Relapsed refractory multiple myeloma (RRMM)

Relapsed refractory multiple myeloma (RRMM) is a subtype of multiple myeloma with a poor prognosis and decreased survival rates. It is characterized by disease recurrence after treatment, which generally includes inhibitors of the proteasome (a protein-degrading molecular complex), immunomodulatory drugs, and monoclonal antibodies against CD38 (a protein on the surface of plasma cells). Alternative therapeutic strategies have shown higher efficacy. These strategies include antibodies against other plasma cell proteins as well as chimeric antigen receptor T-cell (CAR-T) therapies, which utilize genetically modified T-cells from the same patient to find and destroy malignant cells carrying a specific molecule on their surface.

CAR-T cell therapies against RRMM

In CAR-T therapies, T-cells are obtained from patient blood and infected with genetically modified viruses coding for a chimeric antigen receptor. The T-cell chimeric antigen receptor utilized in gene therapy against RRMM contains the intracellular 4-1BB and CD3-zeta molecules, a transmembrane linker region, and an extracellular region that recognizes the B-cell maturation antigen (BCMA). The 4-1BB and CD3-zeta molecules have co-stimulatory and signaling functions, respectively, promoting T-cell fitness, expansion, and activity against malignant plasma cells. The BCMA-recognizing region provides specificity against malignant plasma cells. Upon being returned to the patient, these modified T-cells are able to recognize malignant plasma cells through their BCMA. The interaction between the two cell types triggers the release of cytotoxic molecules that result in the destruction of the plasma cell.

B-cell maturation antigen (BCMA)

The B-cell maturation antigen (BCMA) is a protein found exclusively and uniformly on malignant plasma cells.

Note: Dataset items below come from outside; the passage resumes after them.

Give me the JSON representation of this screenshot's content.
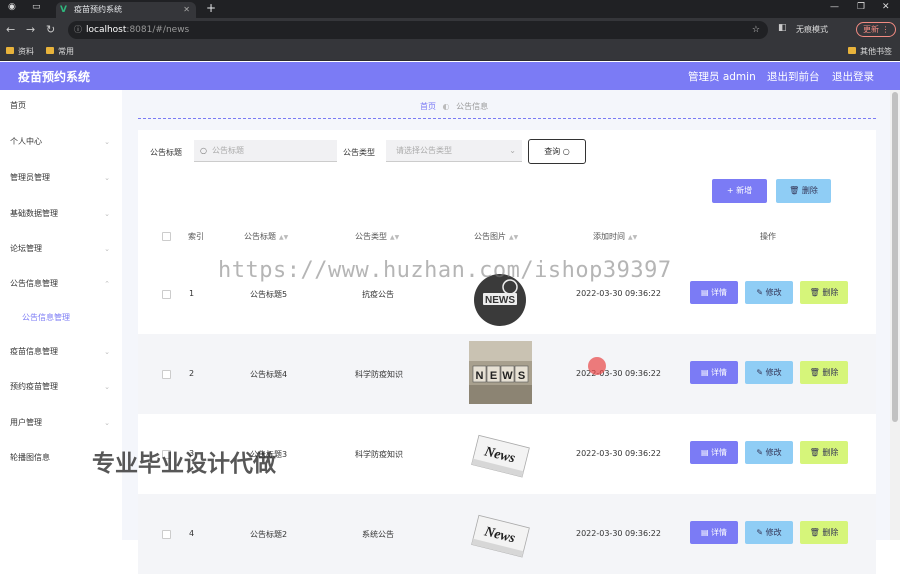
{
  "browser": {
    "tab_title": "疫苗预约系统",
    "url_host": "localhost",
    "url_path": ":8081/#/news",
    "incognito_label": "无痕模式",
    "update_label": "更新",
    "bookmarks": [
      "资料",
      "常用"
    ],
    "other_bookmarks": "其他书签"
  },
  "header": {
    "app_name": "疫苗预约系统",
    "user": "管理员 admin",
    "to_front": "退出到前台",
    "logout": "退出登录",
    "brand_color": "#7b7bf5"
  },
  "sidebar": {
    "items": [
      {
        "label": "首页"
      },
      {
        "label": "个人中心"
      },
      {
        "label": "管理员管理"
      },
      {
        "label": "基础数据管理"
      },
      {
        "label": "论坛管理"
      },
      {
        "label": "公告信息管理"
      },
      {
        "label": "公告信息管理"
      },
      {
        "label": "疫苗信息管理"
      },
      {
        "label": "预约疫苗管理"
      },
      {
        "label": "用户管理"
      },
      {
        "label": "轮播图信息"
      }
    ]
  },
  "breadcrumb": {
    "home": "首页",
    "current": "公告信息"
  },
  "search": {
    "title_label": "公告标题",
    "title_placeholder": "公告标题",
    "type_label": "公告类型",
    "type_placeholder": "请选择公告类型",
    "query_label": "查询"
  },
  "actions": {
    "add_label": "新增",
    "delete_label": "删除"
  },
  "table": {
    "headers": [
      "索引",
      "公告标题",
      "公告类型",
      "公告图片",
      "添加时间",
      "操作"
    ],
    "rows": [
      {
        "index": "1",
        "title": "公告标题5",
        "type": "抗疫公告",
        "time": "2022-03-30 09:36:22",
        "image": "news-globe-icon"
      },
      {
        "index": "2",
        "title": "公告标题4",
        "type": "科学防疫知识",
        "time": "2022-03-30 09:36:22",
        "image": "news-blocks-photo"
      },
      {
        "index": "3",
        "title": "公告标题3",
        "type": "科学防疫知识",
        "time": "2022-03-30 09:36:22",
        "image": "newspaper-photo"
      },
      {
        "index": "4",
        "title": "公告标题2",
        "type": "系统公告",
        "time": "2022-03-30 09:36:22",
        "image": "newspaper-photo"
      }
    ],
    "row_actions": {
      "detail": "详情",
      "edit": "修改",
      "remove": "删除"
    }
  },
  "watermarks": {
    "url": "https://www.huzhan.com/ishop39397",
    "text": "专业毕业设计代做"
  }
}
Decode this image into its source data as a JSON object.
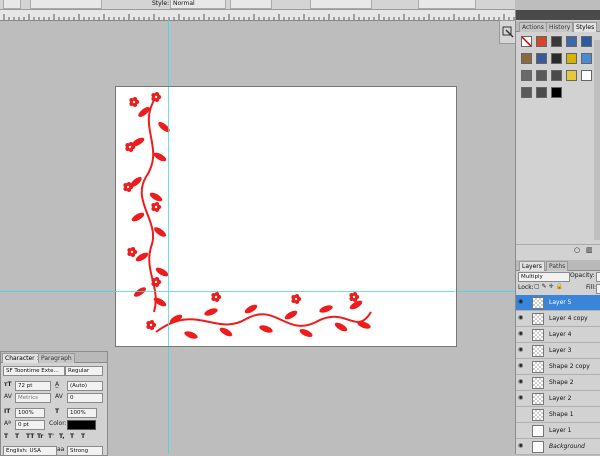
{
  "options_bar": {
    "style_label": "Style:",
    "style_value": "Normal"
  },
  "panels_top": {
    "tabs": [
      "Actions",
      "History",
      "Styles"
    ],
    "active_tab": "Styles",
    "swatches": [
      "#ffffff",
      "#d2462a",
      "#3a3a3a",
      "#3a6aa8",
      "#2c5aa0",
      "#8a6a3a",
      "#3a5a9a",
      "#2b2b2b",
      "#d9b200",
      "#4a8ad0",
      "#6a6a6a",
      "#5a5a5a",
      "#4a4a4a",
      "#e6c83a",
      "#ffffff",
      "#5a5a5a",
      "#4a4a4a",
      "#000000"
    ]
  },
  "layers_panel": {
    "tabs": [
      "Layers",
      "Paths"
    ],
    "active_tab": "Layers",
    "blend_mode": "Multiply",
    "opacity_label": "Opacity:",
    "lock_label": "Lock:",
    "fill_label": "Fill:",
    "layers": [
      {
        "name": "Layer 5",
        "selected": true,
        "visible": true,
        "thumb": "transparent"
      },
      {
        "name": "Layer 4 copy",
        "selected": false,
        "visible": true,
        "thumb": "transparent"
      },
      {
        "name": "Layer 4",
        "selected": false,
        "visible": true,
        "thumb": "transparent"
      },
      {
        "name": "Layer 3",
        "selected": false,
        "visible": true,
        "thumb": "transparent"
      },
      {
        "name": "Shape 2 copy",
        "selected": false,
        "visible": true,
        "thumb": "transparent"
      },
      {
        "name": "Shape 2",
        "selected": false,
        "visible": true,
        "thumb": "transparent"
      },
      {
        "name": "Layer 2",
        "selected": false,
        "visible": true,
        "thumb": "transparent"
      },
      {
        "name": "Shape 1",
        "selected": false,
        "visible": false,
        "thumb": "transparent"
      },
      {
        "name": "Layer 1",
        "selected": false,
        "visible": false,
        "thumb": "white"
      },
      {
        "name": "Background",
        "selected": false,
        "visible": true,
        "thumb": "white"
      }
    ]
  },
  "character_panel": {
    "tabs": [
      "Character",
      "Paragraph"
    ],
    "active_tab": "Character",
    "font_family": "SF Toontime Exte...",
    "font_style": "Regular",
    "font_size": "72 pt",
    "leading": "(Auto)",
    "kerning": "Metrics",
    "tracking": "0",
    "vertical_scale": "100%",
    "horizontal_scale": "100%",
    "baseline_shift": "0 pt",
    "color_label": "Color:",
    "color_value": "#000000",
    "style_buttons": [
      "T",
      "T",
      "TT",
      "Tr",
      "T'",
      "T,",
      "T",
      "T"
    ],
    "language": "English: USA",
    "antialias_icon_text": "aa",
    "antialias": "Strong"
  },
  "artwork": {
    "ornament_color": "#ee1c1c"
  }
}
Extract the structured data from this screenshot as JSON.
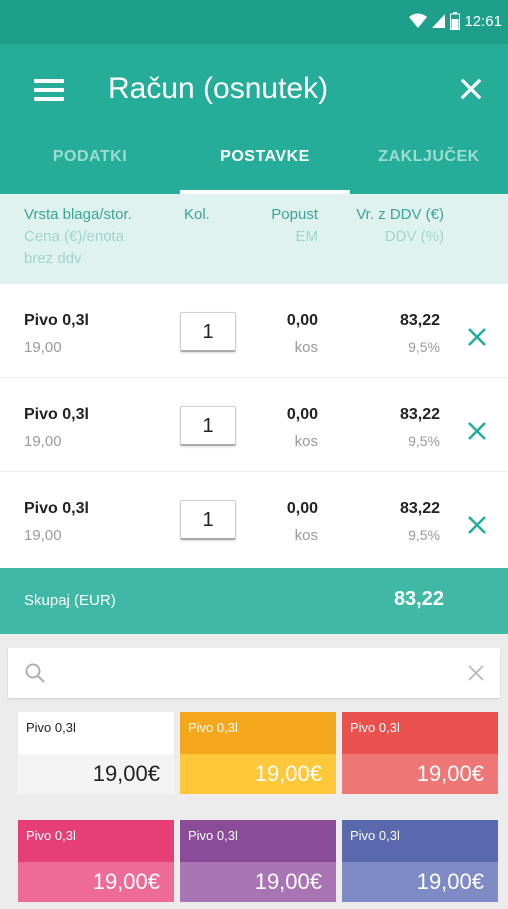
{
  "status_bar": {
    "time": "12:61"
  },
  "app_bar": {
    "title": "Račun (osnutek)"
  },
  "tabs": [
    {
      "label": "PODATKI",
      "active": false
    },
    {
      "label": "POSTAVKE",
      "active": true
    },
    {
      "label": "ZAKLJUČEK",
      "active": false
    }
  ],
  "columns": {
    "item": "Vrsta blaga/stor.",
    "item_sub_1": "Cena (€)/enota",
    "item_sub_2": "brez ddv",
    "qty": "Kol.",
    "discount": "Popust",
    "discount_sub": "EM",
    "total": "Vr. z DDV (€)",
    "total_sub": "DDV (%)"
  },
  "items": [
    {
      "name": "Pivo 0,3l",
      "price": "19,00",
      "qty": "1",
      "discount": "0,00",
      "unit": "kos",
      "total": "83,22",
      "vat": "9,5%"
    },
    {
      "name": "Pivo 0,3l",
      "price": "19,00",
      "qty": "1",
      "discount": "0,00",
      "unit": "kos",
      "total": "83,22",
      "vat": "9,5%"
    },
    {
      "name": "Pivo 0,3l",
      "price": "19,00",
      "qty": "1",
      "discount": "0,00",
      "unit": "kos",
      "total": "83,22",
      "vat": "9,5%"
    }
  ],
  "summary": {
    "label": "Skupaj (EUR)",
    "value": "83,22"
  },
  "search": {
    "placeholder": ""
  },
  "products": [
    {
      "name": "Pivo 0,3l",
      "price": "19,00€",
      "top_color": "#ffffff",
      "bottom_color": "#f4f4f4",
      "text_color": "#222222"
    },
    {
      "name": "Pivo 0,3l",
      "price": "19,00€",
      "top_color": "#f5a81c",
      "bottom_color": "#ffc73a",
      "text_color": "#ffffff"
    },
    {
      "name": "Pivo 0,3l",
      "price": "19,00€",
      "top_color": "#e8514e",
      "bottom_color": "#ee7675",
      "text_color": "#ffffff"
    },
    {
      "name": "Pivo 0,3l",
      "price": "19,00€",
      "top_color": "#e63e76",
      "bottom_color": "#ee6b98",
      "text_color": "#ffffff"
    },
    {
      "name": "Pivo 0,3l",
      "price": "19,00€",
      "top_color": "#8a4b99",
      "bottom_color": "#a874b4",
      "text_color": "#ffffff"
    },
    {
      "name": "Pivo 0,3l",
      "price": "19,00€",
      "top_color": "#5a68ae",
      "bottom_color": "#7f8bc4",
      "text_color": "#ffffff"
    }
  ],
  "colors": {
    "primary": "#26ad9a",
    "primary_dark": "#1e9f8c",
    "summary": "#3fb8a6",
    "accent": "#26ad9a"
  }
}
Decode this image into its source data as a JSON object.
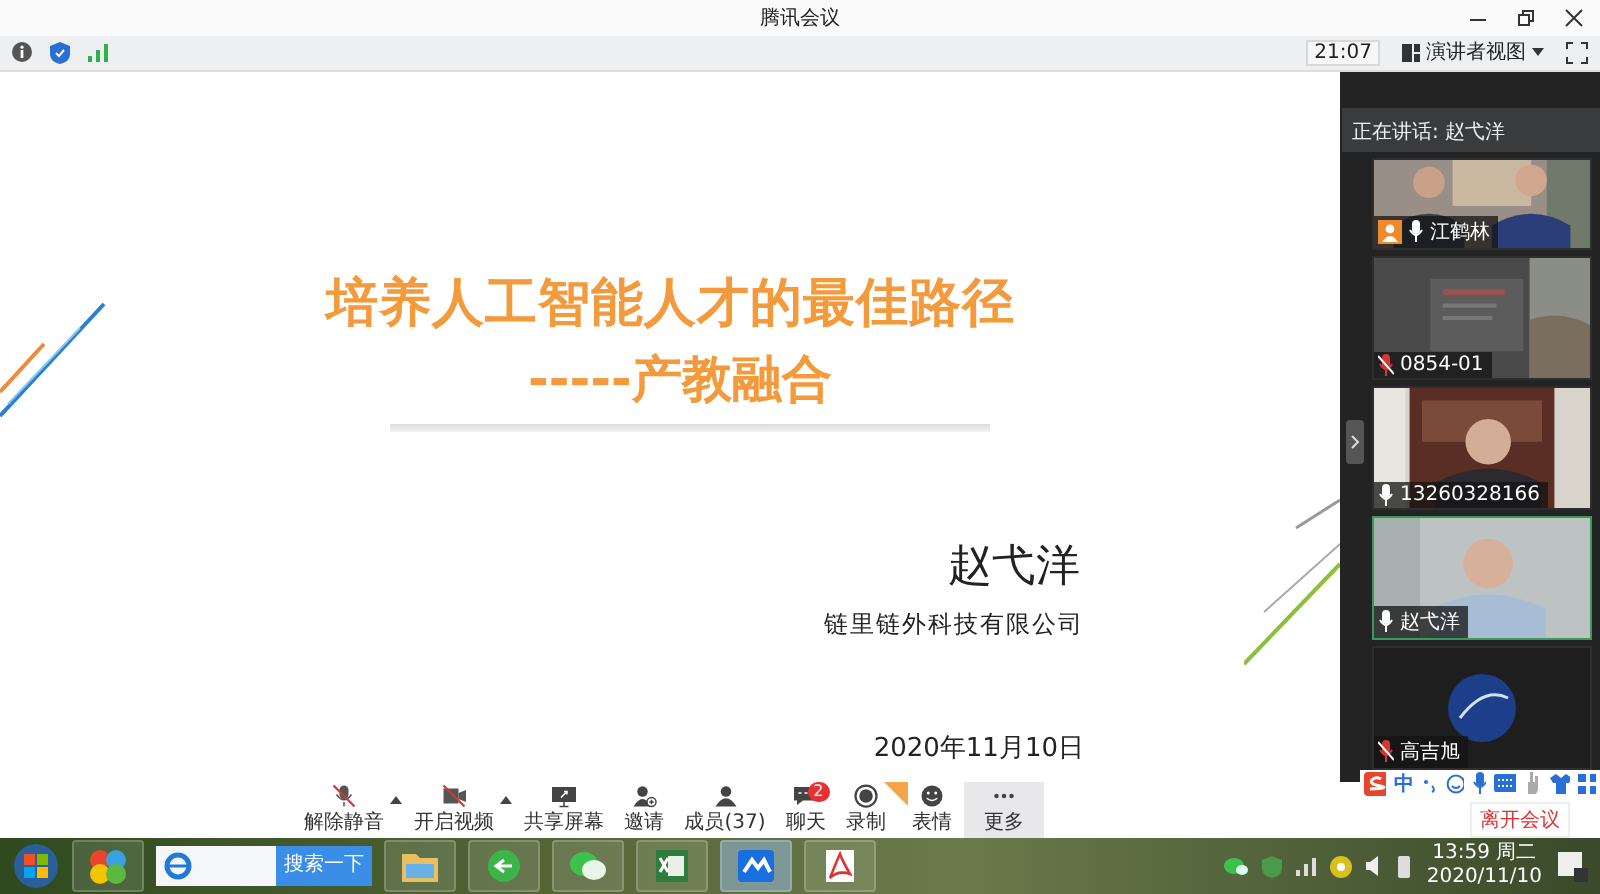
{
  "window": {
    "title": "腾讯会议"
  },
  "info_bar": {
    "time": "21:07",
    "view_mode": "演讲者视图"
  },
  "slide": {
    "title": "培养人工智能人才的最佳路径",
    "subtitle": "-----产教融合",
    "author": "赵弋洋",
    "company": "链里链外科技有限公司",
    "date": "2020年11月10日"
  },
  "speaker_panel": {
    "speaking": "正在讲话: 赵弋洋",
    "participants": [
      {
        "name": "江鹤林",
        "kind": "video",
        "host": true,
        "muted": false,
        "selected": false
      },
      {
        "name": "0854-01",
        "kind": "video",
        "host": false,
        "muted": true,
        "selected": false
      },
      {
        "name": "13260328166",
        "kind": "video",
        "host": false,
        "muted": false,
        "selected": false
      },
      {
        "name": "赵弋洋",
        "kind": "video",
        "host": false,
        "muted": false,
        "selected": true
      },
      {
        "name": "高吉旭",
        "kind": "avatar",
        "host": false,
        "muted": true,
        "selected": false
      }
    ]
  },
  "toolbar": [
    {
      "label": "解除静音",
      "kind": "mic",
      "off": true,
      "menu": true,
      "hovered": false,
      "corner_tag": false
    },
    {
      "label": "开启视频",
      "kind": "camera",
      "off": true,
      "menu": true,
      "hovered": false,
      "corner_tag": false
    },
    {
      "label": "共享屏幕",
      "kind": "share",
      "off": false,
      "menu": false,
      "hovered": false,
      "corner_tag": false
    },
    {
      "label": "邀请",
      "kind": "invite",
      "off": false,
      "menu": false,
      "hovered": false,
      "corner_tag": false
    },
    {
      "label": "成员(37)",
      "kind": "members",
      "off": false,
      "menu": false,
      "hovered": false,
      "corner_tag": false
    },
    {
      "label": "聊天",
      "kind": "chat",
      "off": false,
      "menu": false,
      "hovered": false,
      "corner_tag": false,
      "badge": "2"
    },
    {
      "label": "录制",
      "kind": "record",
      "off": false,
      "menu": false,
      "hovered": false,
      "corner_tag": true
    },
    {
      "label": "表情",
      "kind": "emoji",
      "off": false,
      "menu": false,
      "hovered": false,
      "corner_tag": false
    },
    {
      "label": "更多",
      "kind": "more",
      "off": false,
      "menu": false,
      "hovered": true,
      "corner_tag": false
    }
  ],
  "ime_bar": {
    "mode": "中"
  },
  "tooltip": "离开会议",
  "taskbar": {
    "apps": [
      {
        "kind": "start",
        "active": false
      },
      {
        "kind": "apps",
        "active": false
      },
      {
        "kind": "browser",
        "active": false,
        "search_button": "搜索一下"
      },
      {
        "kind": "folder",
        "active": false
      },
      {
        "kind": "launcher",
        "active": false
      },
      {
        "kind": "wechat",
        "active": false
      },
      {
        "kind": "spreadsheet",
        "active": false
      },
      {
        "kind": "meeting",
        "active": true
      },
      {
        "kind": "pdf",
        "active": false
      }
    ],
    "time": "13:59 周二",
    "date": "2020/11/10"
  }
}
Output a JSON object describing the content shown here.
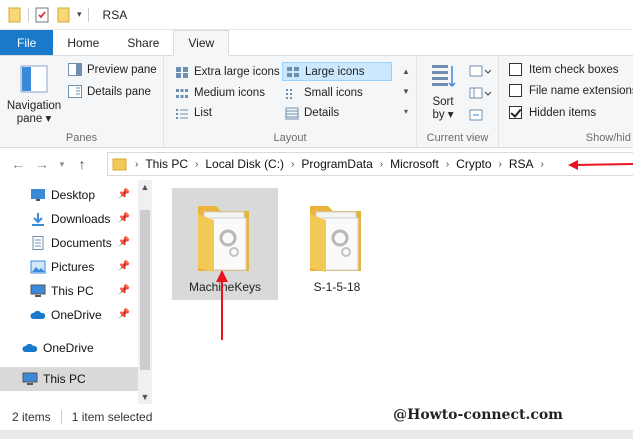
{
  "window": {
    "title": "RSA"
  },
  "tabs": [
    {
      "label": "File"
    },
    {
      "label": "Home"
    },
    {
      "label": "Share"
    },
    {
      "label": "View"
    }
  ],
  "ribbon": {
    "panes": {
      "label": "Panes",
      "navigation_pane": "Navigation",
      "navigation_pane_line2": "pane ▾",
      "preview_pane": "Preview pane",
      "details_pane": "Details pane"
    },
    "layout": {
      "label": "Layout",
      "extra_large": "Extra large icons",
      "large": "Large icons",
      "medium": "Medium icons",
      "small": "Small icons",
      "list": "List",
      "details": "Details"
    },
    "current_view": {
      "label": "Current view",
      "sort": "Sort",
      "sort_line2": "by ▾"
    },
    "show_hide": {
      "label": "Show/hid",
      "item_check_boxes": "Item check boxes",
      "file_name_extensions": "File name extensions",
      "hidden_items": "Hidden items"
    }
  },
  "address": {
    "crumbs": [
      "This PC",
      "Local Disk (C:)",
      "ProgramData",
      "Microsoft",
      "Crypto",
      "RSA"
    ]
  },
  "nav_pane": {
    "items": [
      {
        "label": "Desktop"
      },
      {
        "label": "Downloads"
      },
      {
        "label": "Documents"
      },
      {
        "label": "Pictures"
      },
      {
        "label": "This PC"
      },
      {
        "label": "OneDrive"
      },
      {
        "label": "OneDrive"
      },
      {
        "label": "This PC"
      }
    ]
  },
  "files": [
    {
      "name": "MachineKeys"
    },
    {
      "name": "S-1-5-18"
    }
  ],
  "status": {
    "count": "2 items",
    "selected": "1 item selected"
  },
  "watermark": "@Howto-connect.com",
  "colors": {
    "accent": "#1979ca",
    "selection": "#cce8ff",
    "folder": "#f3c955",
    "annotation": "#e8141e"
  }
}
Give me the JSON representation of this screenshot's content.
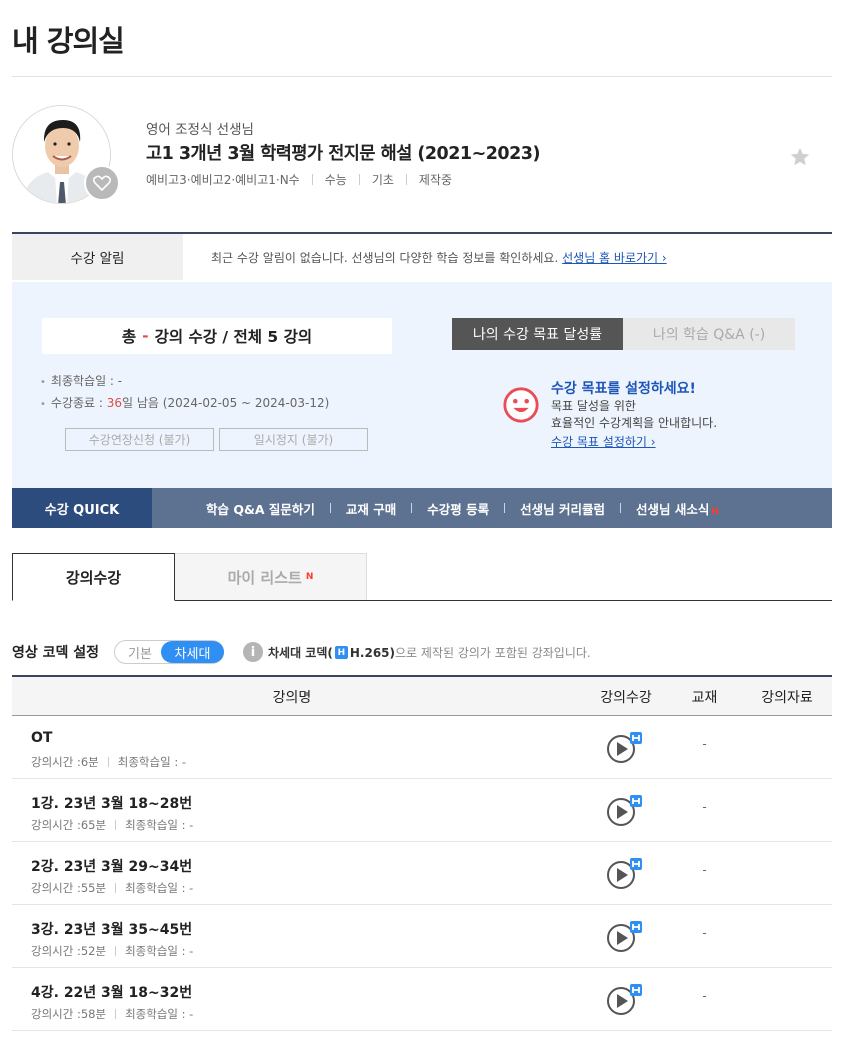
{
  "page": {
    "title": "내 강의실"
  },
  "course": {
    "subject_teacher": "영어 조정식 선생님",
    "title": "고1 3개년 3월 학력평가 전지문 해설 (2021~2023)",
    "meta": [
      "예비고3·예비고2·예비고1·N수",
      "수능",
      "기초",
      "제작중"
    ]
  },
  "notice": {
    "label": "수강 알림",
    "text": "최근 수강 알림이 없습니다. 선생님의 다양한 학습 정보를 확인하세요.",
    "link": "선생님 홈 바로가기"
  },
  "progress": {
    "total_prefix": "총",
    "total_dash": "-",
    "total_suffix": "강의 수강 / 전체 5 강의",
    "last_study_label": "최종학습일 : -",
    "end_label_prefix": "수강종료 : ",
    "end_days": "36",
    "end_label_suffix": "일 남음 (2024-02-05 ~ 2024-03-12)",
    "extend_button": "수강연장신청 (불가)",
    "pause_button": "일시정지 (불가)"
  },
  "goal": {
    "tab_active": "나의 수강 목표 달성률",
    "tab_inactive": "나의 학습 Q&A (-)",
    "title": "수강 목표를 설정하세요!",
    "desc1": "목표 달성을 위한",
    "desc2": "효율적인 수강계획을 안내합니다.",
    "link": "수강 목표 설정하기"
  },
  "quick": {
    "label": "수강 QUICK",
    "links": [
      "학습 Q&A 질문하기",
      "교재 구매",
      "수강평 등록",
      "선생님 커리큘럼",
      "선생님 새소식"
    ],
    "new_badge": "N"
  },
  "tabs": {
    "active": "강의수강",
    "inactive": "마이 리스트",
    "new_badge": "N"
  },
  "codec": {
    "label": "영상 코덱 설정",
    "option_basic": "기본",
    "option_next": "차세대",
    "info_mark": "i",
    "note_bold": "차세대 코덱(",
    "note_badge": "H",
    "note_bold2": "H.265)",
    "note_rest": "으로 제작된 강의가 포함된 강좌입니다."
  },
  "table": {
    "headers": [
      "강의명",
      "강의수강",
      "교재",
      "강의자료"
    ],
    "time_label": "강의시간 : ",
    "last_label": "최종학습일 : -",
    "rows": [
      {
        "title": "OT",
        "time": "6분",
        "book": "-"
      },
      {
        "title": "1강. 23년 3월 18~28번",
        "time": "65분",
        "book": "-"
      },
      {
        "title": "2강. 23년 3월 29~34번",
        "time": "55분",
        "book": "-"
      },
      {
        "title": "3강. 23년 3월 35~45번",
        "time": "52분",
        "book": "-"
      },
      {
        "title": "4강. 22년 3월 18~32번",
        "time": "58분",
        "book": "-"
      }
    ]
  },
  "colors": {
    "navy": "#2d4c7e",
    "quick_bar": "#5d7291",
    "accent_blue": "#2f8ff2",
    "link_blue": "#1e56b8",
    "red": "#e24b4b",
    "progress_bg": "#eef4fd"
  }
}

It has an essential role in their differentiation into malignant cells and subsequent proliferation, being important for their survival. These features make it an ideal drug target for RRMM.

FDA approval

There are two CAR-T cell therapies currently approved by the Food and Drug Administration (FDA) of the United States for the treatment of adult patients with RRMM: idecabtagene vicleucel and ciltacabtagene autoleucel. In both therapies, patient T-cells are genetically modified to produce a chimeric antigen receptor able to neutralize malignant plasma cells.